The benchmark ten year government bond, the 7.59% 2026 bond is trading at three year low levels of 7.16%. The yield of 7.16% is significant as the ten year bond that was issued on the 20th of May 2013, saw a cut off of 7.16%. The 7.16% 2023 maturity bond went briefly to around 7.10% levels before climbing all the way up to 9.25% levels as the INR depreciated to record lows against the USD in August 2013 prompting the RBI to hike rates and tighten liquidity. Chart 1 shows the movement in yields on 7.16% 2023 bond since the time it was issued in May 2013. The bond is currently trading at yields of 7.16%.
The current benchmark bond, the 7.59% 2026 bond has had a less volatile time since the time it was issued in January 2016, with yields touching highs of around 7.90% before dropping to current levels of 7.16%. Where will the yields go from here and what can potentially be the floor for the yield on this bond?
The factors driving the yield on the ten year bond are positive. The GST bill could be passed in this session of the parliament and that would be highly positive for the government to achieve its stated fiscal deficit target of 3% of GDP over the next couple of years. Inflation expectations are coming off on the back of good monsoons this year and oil prices staying at below USD 50/bbl is also contributing to inflation being kept on hold.

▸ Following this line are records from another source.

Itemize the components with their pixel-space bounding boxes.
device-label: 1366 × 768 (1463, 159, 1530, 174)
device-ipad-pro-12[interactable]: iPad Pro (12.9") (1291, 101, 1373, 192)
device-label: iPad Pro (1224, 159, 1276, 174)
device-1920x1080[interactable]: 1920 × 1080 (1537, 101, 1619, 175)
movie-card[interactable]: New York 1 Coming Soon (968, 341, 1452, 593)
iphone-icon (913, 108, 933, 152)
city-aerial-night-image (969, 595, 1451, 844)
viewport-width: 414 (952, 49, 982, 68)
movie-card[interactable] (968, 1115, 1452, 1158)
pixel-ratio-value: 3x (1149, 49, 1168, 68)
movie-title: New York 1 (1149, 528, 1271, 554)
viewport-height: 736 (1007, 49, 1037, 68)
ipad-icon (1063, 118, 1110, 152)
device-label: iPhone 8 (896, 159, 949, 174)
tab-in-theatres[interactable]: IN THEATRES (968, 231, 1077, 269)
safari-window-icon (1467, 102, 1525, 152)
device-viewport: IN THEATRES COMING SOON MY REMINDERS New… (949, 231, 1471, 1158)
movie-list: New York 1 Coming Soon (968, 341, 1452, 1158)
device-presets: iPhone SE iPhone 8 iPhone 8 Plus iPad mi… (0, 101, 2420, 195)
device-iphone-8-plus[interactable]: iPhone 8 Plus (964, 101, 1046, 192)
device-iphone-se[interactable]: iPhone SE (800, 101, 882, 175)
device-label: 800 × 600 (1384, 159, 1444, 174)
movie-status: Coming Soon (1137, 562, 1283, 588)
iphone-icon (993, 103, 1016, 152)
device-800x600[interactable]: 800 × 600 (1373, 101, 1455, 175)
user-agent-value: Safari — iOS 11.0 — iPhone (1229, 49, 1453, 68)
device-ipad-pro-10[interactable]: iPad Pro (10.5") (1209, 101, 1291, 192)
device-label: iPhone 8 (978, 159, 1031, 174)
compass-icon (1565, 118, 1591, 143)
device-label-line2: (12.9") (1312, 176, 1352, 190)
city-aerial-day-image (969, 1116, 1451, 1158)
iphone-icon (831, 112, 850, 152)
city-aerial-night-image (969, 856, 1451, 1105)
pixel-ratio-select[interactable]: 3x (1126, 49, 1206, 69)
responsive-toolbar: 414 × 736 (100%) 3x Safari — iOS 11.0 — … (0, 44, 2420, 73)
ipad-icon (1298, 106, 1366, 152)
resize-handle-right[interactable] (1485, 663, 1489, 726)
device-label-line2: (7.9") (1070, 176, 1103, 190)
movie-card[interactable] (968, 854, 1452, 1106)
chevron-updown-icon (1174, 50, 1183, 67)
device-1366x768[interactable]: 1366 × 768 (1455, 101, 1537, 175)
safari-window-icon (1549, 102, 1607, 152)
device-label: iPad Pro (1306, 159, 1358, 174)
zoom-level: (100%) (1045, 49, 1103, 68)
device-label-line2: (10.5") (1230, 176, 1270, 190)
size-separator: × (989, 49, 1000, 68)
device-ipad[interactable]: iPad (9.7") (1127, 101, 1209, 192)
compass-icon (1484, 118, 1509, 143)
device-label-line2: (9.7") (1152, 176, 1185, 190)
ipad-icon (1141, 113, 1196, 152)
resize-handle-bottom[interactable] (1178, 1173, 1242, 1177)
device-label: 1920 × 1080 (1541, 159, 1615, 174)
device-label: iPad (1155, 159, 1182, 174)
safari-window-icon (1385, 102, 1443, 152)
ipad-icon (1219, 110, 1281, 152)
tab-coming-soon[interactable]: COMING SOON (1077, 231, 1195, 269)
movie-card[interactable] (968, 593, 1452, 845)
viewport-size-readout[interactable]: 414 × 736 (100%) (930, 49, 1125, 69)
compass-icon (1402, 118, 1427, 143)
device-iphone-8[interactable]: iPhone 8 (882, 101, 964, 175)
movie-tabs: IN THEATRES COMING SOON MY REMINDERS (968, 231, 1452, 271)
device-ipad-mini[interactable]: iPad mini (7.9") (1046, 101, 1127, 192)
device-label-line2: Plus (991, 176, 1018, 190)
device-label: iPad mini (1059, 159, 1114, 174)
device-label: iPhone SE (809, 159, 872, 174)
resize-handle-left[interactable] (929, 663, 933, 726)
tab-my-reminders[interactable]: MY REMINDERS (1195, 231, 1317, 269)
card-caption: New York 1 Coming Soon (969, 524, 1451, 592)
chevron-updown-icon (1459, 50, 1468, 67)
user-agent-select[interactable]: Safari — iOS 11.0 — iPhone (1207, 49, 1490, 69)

Markets would expect RBI to maintain a soft policy stance in its upcoming policy review and even if rates are not cut in August, signal would be more rate cuts ahead. The negative rates followed by ECB and BOJ coupled with Fed going slow on rate hikes will prompt the RBI to maintain an easy stance given potential dangers to the global economy on the back of Brexit.
The yield on the 7.59% 2026 bond is likely to go down to 7%, where it will pause to reflect on further economic data. The floor could be 7% or marginally below 7% for the bond yield though on rate cuts, if it happens in August, the bond yield could rise from lows on profit taking.
The government bond market saw bond yields falling last week on rate cut expectations. The 8.27% 2020 bond yield fell 5bps to close at 6.99% levels while the 7.59% 2026 bond yield closed down 9bps at 7.16% levels. The 7.88% 2030 bond yield closed down 13bps at 7.26% levels while the 8.13% 2045 bond yield closed down 16bps at 7.38% levels. Government bond yields will fall further on rate cut expectations.
OIS market saw one year OIS yields close flat and five year OIS yields close up by 7bps week on week. One year OIS yield closed at 6.50% while five year OIS yield closed at 6.49%. OIS yields will stay soft on easy liquidity conditions and on rate cut expectations.
Benchmark AAA corporate bond yields closed down last week. Three year bond yields closed down by 8bps at 7.53% levels with spreads down by 4bps at 51bps levels. Five year bond yields closed down by 10bps at 7.58% with spreads down by 3bps at 41bps levels while ten year bond yields closed down by 9bps at 7.86% with spreads flat at 57bps levels. Corporate bond yields will fall on rate cut expectations.
System liquidity as measured by bids for Repo, Reverse Repo, Term Repo and Term Reverse Repo in the LAF (Liquidity Adjustment Facility) auctions of the RBI and drawdown from Standing Facilities (MSF or Marginal Standing Facility and Export Credit Refinance) was in surplus of Rs 274 billion as of 29th July. The surplus was Rs 27 billion in the week previous to last. Government surplus was zero last week. Liquidity will stay easy on government spending.